Team Knock-Knock Answers the “Who’s There?” Question With AR
Metal Toad’s winter 2018 hackathon was all about Virtual Reality and Augmented Reality (VR and AR). At its most basic, AR is taking a camera and adding extra information to it, like PokemonGo or AR Stickers on the Pixel Camera.
When the theme of VR/AR was announced in September, I was reading an article about vOICe technology and was intrigued. What if we could overlay images on what the camera saw? Then you could have audio-based AR for everyone without needing to look at a screen all the time.
Upon researching this, I discovered that using a sensory substitution technology can take weeks, months, or even years to fully train on—not exactly ideal for a two-day hackathon. But the idea of using AR with audio was stuck in my head, and I wanted to use it.
Eventually, I realized that this idea could offer a solution to an everyday problem: remembering people’s names (something I’m not great at). So I settled on using image recognition to give audio feedback of who you were looking at. Knock-Knock was born.
Team Knock-Knock consisted of Vaughn Hawk, Oren Goldfarb, and myself. We didn’t have any knowledge of how to do facial recognition or video processing. But we leaned into what we did know: Amazon Web Services (AWS). We discovered they had a facial recognition service, Rekognition—and, best of all, it took a video stream from their Kinesis Video Stream.
Now that we had tools, we found some tutorials and AWS Training documents. We divided the AWS stack and started building. What we built would eventually look like the illustration below.
Once the AWS infrastructure was running, we set about pair programming on the Raspberry Pi. We put together a simple yet effective device you can use to aim the camera at a person, and the device recognizes their face and reads out their name.
Along the way we decided that returning the name wasn’t enough. We wanted to get information about the person we were interacting with. So we setup a simple database with Metal Toad names and titles. Then when the data came back, it would check Dynamo and read out the name of title as well.
We had two major problems working on this stack.

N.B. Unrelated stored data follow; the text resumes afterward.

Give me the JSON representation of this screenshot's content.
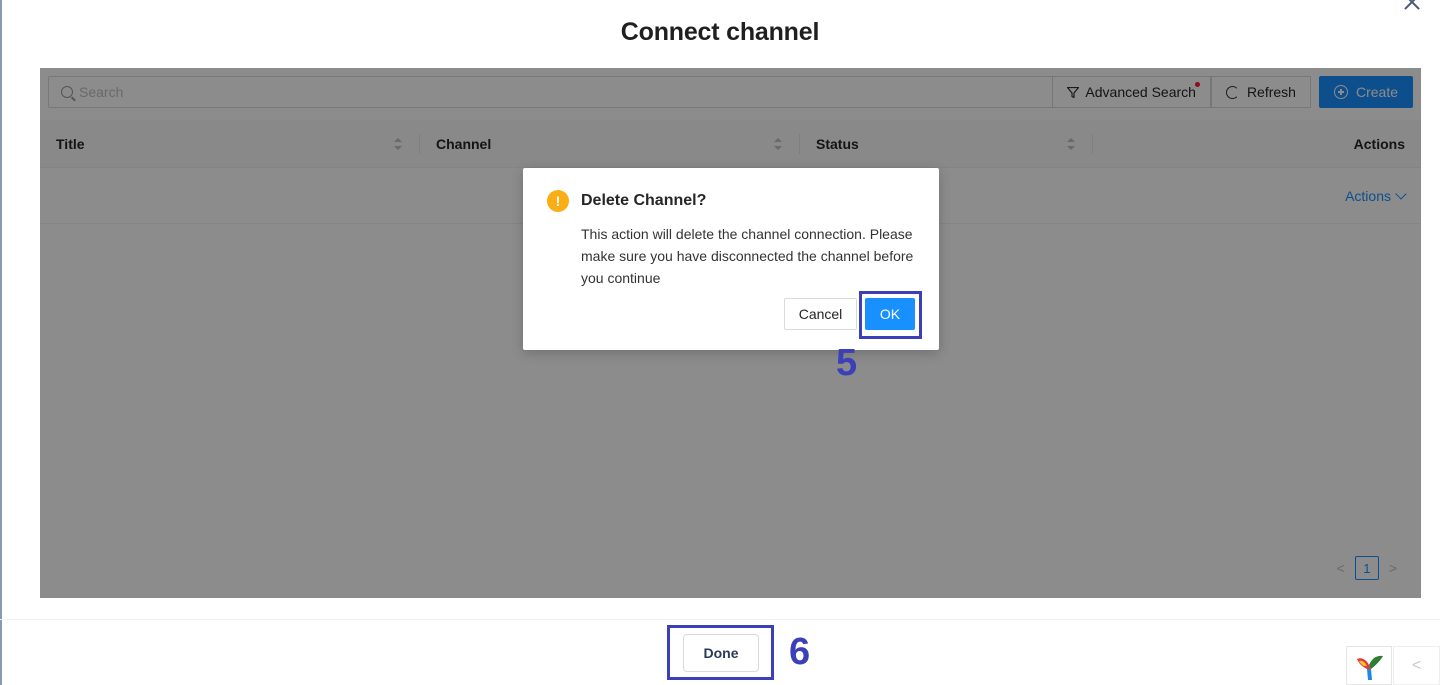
{
  "modal": {
    "title": "Connect channel"
  },
  "toolbar": {
    "search_placeholder": "Search",
    "advanced_search_label": "Advanced Search",
    "refresh_label": "Refresh",
    "create_label": "Create"
  },
  "table": {
    "columns": [
      "Title",
      "Channel",
      "Status",
      "Actions"
    ],
    "row_actions_label": "Actions"
  },
  "pagination": {
    "current_page": "1",
    "prev": "<",
    "next": ">"
  },
  "confirm_dialog": {
    "icon": "!",
    "title": "Delete Channel?",
    "message": "This action will delete the channel connection. Please make sure you have disconnected the channel before you continue",
    "cancel_label": "Cancel",
    "ok_label": "OK"
  },
  "annotations": {
    "step_ok": "5",
    "step_done": "6",
    "highlight_color": "#3b3fb8"
  },
  "footer": {
    "done_label": "Done",
    "collapse_glyph": "<"
  },
  "colors": {
    "primary": "#1890ff",
    "warning": "#faad14"
  }
}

- As soon as the video went to the cloud it entered a black box. We had visibility into some metrics, but trouble shooting where data was blocked or why it was slow.
- Kinesis Firehose can be configured with how much data to dump at a time, but the smallest increments were 60 seconds or 1MB—and the Rekonition data wasn’t only a few KB every minute. This meant that people would need to look at the camera for over 60 seconds between name pickups.

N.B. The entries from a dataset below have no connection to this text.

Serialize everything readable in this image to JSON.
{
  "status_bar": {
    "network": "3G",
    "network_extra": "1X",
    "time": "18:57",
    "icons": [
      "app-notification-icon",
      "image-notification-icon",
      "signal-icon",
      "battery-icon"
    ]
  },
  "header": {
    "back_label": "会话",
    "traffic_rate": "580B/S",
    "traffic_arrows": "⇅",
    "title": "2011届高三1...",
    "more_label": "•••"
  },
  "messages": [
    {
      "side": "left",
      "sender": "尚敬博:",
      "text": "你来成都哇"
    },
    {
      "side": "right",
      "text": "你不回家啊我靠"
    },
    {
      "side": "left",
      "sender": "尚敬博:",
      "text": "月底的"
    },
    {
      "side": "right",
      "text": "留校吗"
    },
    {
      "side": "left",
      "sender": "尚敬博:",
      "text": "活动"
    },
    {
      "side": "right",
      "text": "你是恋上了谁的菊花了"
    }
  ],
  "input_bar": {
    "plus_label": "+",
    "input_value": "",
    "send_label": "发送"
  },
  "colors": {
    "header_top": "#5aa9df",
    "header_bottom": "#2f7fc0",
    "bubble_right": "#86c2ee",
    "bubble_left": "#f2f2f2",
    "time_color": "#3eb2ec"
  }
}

We thought about using a different tool, but with limited time, we came up with a different method to speed this up. We doctored some fake json records and directly put into Kinesis Firehose. These records were used to fill up the 1MB buffer and cause Kinesis Firehose to output a file. The fake records were doctored in such a way to allow us to filter them from the real data. This sped up the data to 20 seconds. Still slow, but much better for our demo.

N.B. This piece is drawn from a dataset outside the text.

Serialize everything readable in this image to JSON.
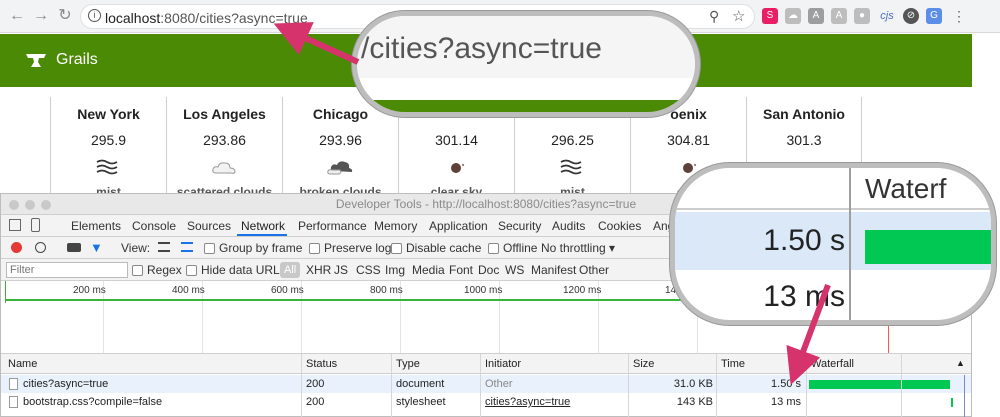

If we keep working on this project for real world distribution, there are some problems we encountered that need to be solved:
- Lighting conditions can create problems seeing the face, particularly when the target is backlit. In a controlled environment we worked around this problem, but it would be interesting to work through the challenges in a less controlled setting
- Data handling needs to be cleaned up. For testing and demo purposes, we had the device say the first person it saw. If there are multiple people present or there is bad data, like not knowing who is pictured, that creates problems. In a controlled data environment we could avoid this, but there are more considerations for real-world use
- The voice we had sounded ridiculous. It was a great Python Library that had a pre-generated voice, but it sounded very computer generated, nothing like more natural voices that virtual assistants are presenting us with today
- Cost for this in full production could be be prohibitive for large scale use. The most expensive part of this would be the Rekognition service, which costs $0.12/minute. That’s $7.20 an hour, or around $1,756/month if you were to run it 8 hours a day for a month. But as this technology becomes more mature, the cost may go down
Learning for the future
This was the team’s first time developing something that used Kinesis Video Stream, Kinesis, Data Stream, Kinesis Firehose, DynamoDB, and Rekognition all together. Within just 48 hours, we were able to get familiar and comfortable working with these technologies. Knowing that we can leverage our existing AWS expertise to integrate more Amazon services—and do it quickly—gave us all a lot of confidence going forward.
During the demos, Metal Toad’s CTO Tony said, “We have clients who want to try using facial recognition technology, but they're hesitant because it seems to hard." Maybe it was a little hard, but I didn’t really focus on the difficulty. I simply saw a problem that sounded fun to solve, then broke it down to manageable tasks, and worked through each step. We had problems, we worked through them. Working as a team, we found that the difficulty of a problem is irrelevant; it’s all about the process and an Agile approach that makes even large challenges manageable.
Whether we use the facial recognition features again or not, the experience with moving data in the suite of Kinesis tools will be a step forward as Metal Toad continues to build more IoT and data analysis projects for our clients.